Entry Twenty-nine: Sitting in the Stand

[A story in many parts: Part Ten]

I had been immersed into a very funny subculture. That refers to funny “ha ha” as well as funny “strange.” For example, the only topic of conversation the entire weekend was hunting.

"I gotta' buddy who went down to Peru…"

"I 'member that one time in Texas…"

If they weren't talking about their own trips, they were talking about a trip they heard about from someone else. I believe that's why they listen so intently to each other's stories. If they re-tell someone else's story enough times it could eventually become one of their own. And they were always zinging each other, reminding each other about an undersized kill, a missed opportunity or any bonehead thing that anyone ever did. That did not bode well for me, the rookie.
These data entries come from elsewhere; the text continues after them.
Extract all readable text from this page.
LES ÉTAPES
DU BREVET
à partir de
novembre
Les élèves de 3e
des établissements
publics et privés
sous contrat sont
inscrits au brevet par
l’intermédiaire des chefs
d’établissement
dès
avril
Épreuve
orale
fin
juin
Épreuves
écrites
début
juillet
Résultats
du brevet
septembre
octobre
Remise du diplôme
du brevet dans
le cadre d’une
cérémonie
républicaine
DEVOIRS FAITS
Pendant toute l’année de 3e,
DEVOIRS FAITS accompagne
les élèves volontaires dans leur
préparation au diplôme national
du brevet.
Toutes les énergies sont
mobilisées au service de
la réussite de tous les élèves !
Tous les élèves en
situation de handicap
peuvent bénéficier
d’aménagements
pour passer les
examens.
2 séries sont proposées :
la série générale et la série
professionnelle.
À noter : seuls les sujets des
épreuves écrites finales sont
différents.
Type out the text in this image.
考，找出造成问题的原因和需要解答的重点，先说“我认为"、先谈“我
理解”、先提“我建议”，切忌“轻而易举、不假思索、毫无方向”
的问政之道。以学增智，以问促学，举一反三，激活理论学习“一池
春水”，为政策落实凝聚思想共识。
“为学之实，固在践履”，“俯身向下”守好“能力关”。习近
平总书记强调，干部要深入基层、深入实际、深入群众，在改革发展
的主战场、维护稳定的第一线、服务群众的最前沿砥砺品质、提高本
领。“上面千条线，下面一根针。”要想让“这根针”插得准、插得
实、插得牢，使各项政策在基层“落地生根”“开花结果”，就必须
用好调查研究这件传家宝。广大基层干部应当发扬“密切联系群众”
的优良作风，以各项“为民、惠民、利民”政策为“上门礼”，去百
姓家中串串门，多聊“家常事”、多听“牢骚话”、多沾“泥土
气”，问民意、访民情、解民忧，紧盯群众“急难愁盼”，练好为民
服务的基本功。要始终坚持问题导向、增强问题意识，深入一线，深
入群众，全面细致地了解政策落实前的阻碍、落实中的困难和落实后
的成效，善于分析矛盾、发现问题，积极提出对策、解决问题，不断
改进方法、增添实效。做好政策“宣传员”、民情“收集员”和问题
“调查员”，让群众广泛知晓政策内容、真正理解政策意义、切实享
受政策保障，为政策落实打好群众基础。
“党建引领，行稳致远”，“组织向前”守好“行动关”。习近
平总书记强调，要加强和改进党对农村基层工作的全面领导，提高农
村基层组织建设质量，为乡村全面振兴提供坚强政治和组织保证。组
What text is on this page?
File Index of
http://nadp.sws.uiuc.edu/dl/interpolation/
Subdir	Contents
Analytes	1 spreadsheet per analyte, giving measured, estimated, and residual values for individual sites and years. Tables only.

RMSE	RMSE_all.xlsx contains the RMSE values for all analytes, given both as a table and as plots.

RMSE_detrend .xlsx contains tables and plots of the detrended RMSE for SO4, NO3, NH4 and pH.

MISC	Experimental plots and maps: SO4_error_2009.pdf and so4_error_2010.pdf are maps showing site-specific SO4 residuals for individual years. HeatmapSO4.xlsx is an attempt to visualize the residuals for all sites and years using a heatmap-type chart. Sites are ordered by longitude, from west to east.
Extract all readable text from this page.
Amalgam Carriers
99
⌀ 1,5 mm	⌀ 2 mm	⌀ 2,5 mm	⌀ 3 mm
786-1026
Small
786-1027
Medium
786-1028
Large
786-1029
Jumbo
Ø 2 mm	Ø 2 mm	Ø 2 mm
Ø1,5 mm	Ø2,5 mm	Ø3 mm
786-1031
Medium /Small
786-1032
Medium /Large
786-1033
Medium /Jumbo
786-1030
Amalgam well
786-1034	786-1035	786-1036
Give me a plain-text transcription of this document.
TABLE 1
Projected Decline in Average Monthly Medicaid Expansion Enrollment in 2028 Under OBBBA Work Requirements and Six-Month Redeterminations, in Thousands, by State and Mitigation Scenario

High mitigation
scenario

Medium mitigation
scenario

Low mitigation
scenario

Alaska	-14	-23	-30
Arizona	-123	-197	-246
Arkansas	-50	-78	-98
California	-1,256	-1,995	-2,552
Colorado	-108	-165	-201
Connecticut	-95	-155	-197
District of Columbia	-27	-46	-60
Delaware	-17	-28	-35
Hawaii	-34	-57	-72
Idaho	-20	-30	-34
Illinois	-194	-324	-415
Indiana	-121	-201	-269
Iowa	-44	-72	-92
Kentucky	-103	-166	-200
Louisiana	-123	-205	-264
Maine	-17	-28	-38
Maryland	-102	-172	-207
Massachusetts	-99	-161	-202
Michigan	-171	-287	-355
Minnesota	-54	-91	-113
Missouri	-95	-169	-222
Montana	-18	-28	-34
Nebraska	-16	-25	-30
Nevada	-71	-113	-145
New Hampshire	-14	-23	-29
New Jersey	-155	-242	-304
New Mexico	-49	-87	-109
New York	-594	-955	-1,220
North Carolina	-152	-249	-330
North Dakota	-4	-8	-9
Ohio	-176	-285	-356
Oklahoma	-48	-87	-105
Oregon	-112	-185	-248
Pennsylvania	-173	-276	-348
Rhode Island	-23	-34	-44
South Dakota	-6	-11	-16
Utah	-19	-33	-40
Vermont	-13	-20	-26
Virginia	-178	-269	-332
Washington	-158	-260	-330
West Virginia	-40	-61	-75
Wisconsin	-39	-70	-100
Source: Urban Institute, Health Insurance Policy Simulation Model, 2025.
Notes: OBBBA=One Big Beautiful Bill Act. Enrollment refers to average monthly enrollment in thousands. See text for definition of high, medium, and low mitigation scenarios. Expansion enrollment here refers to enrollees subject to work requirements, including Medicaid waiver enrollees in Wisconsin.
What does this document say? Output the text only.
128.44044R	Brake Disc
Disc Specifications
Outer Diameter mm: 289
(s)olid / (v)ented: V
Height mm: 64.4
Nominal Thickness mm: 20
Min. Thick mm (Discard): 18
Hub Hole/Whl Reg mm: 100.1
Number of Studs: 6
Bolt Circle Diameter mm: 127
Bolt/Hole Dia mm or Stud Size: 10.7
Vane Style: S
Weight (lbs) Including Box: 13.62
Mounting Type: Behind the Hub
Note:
There is a certain etiquette and courtesy in their story telling. Everyone gets to tell one story and then they wait while everyone else shares. If someone hesitates, they lose their turn. The elder statesman of the group gets to end each round. In that particular group, the elder statesman was Daryl, and he could spin the stories and lay out the ribbing as well as anyone. He was not only the oldest member of the party, but he apparently had the most money, which meant he had the most hunting toys. Everything from cammo wraps for your gun to odor-less soap to bathe with (so the animals can't smell your scent of Irish Spring). And it isn't cheap. I was thumbing through some of the leisure time reading materials the lodge had laying around—outdoor magazines and hunting supply catalogs—and the prices were shocking. Scopes, guns, ammunition, little camaflogue buckets to pee in; they had thought of everything. I gathered from the tales being spun that the guys hunting that weekend weren't restricted to hunting in the south. A lot of them had taken hunting trips to places all over the continent. Moose hunting in Canada. Bear hunting in Montana. Elk hunting in Colorado. The costs incurred to take the trips must have been enormous. Then, just when I thought they had run out of hunting stories, they started telling fishing stories. The energy in the room would get resurrected and everyone would get cranked up all over again. It was quite entertaining and pervasive. No moment was lost. On the way back from lunch one day, we listened to a book-on-tape called "Life Lessons from a Deer Stand." I had entered my dad's world and it smelled of gun powder and stale canvas.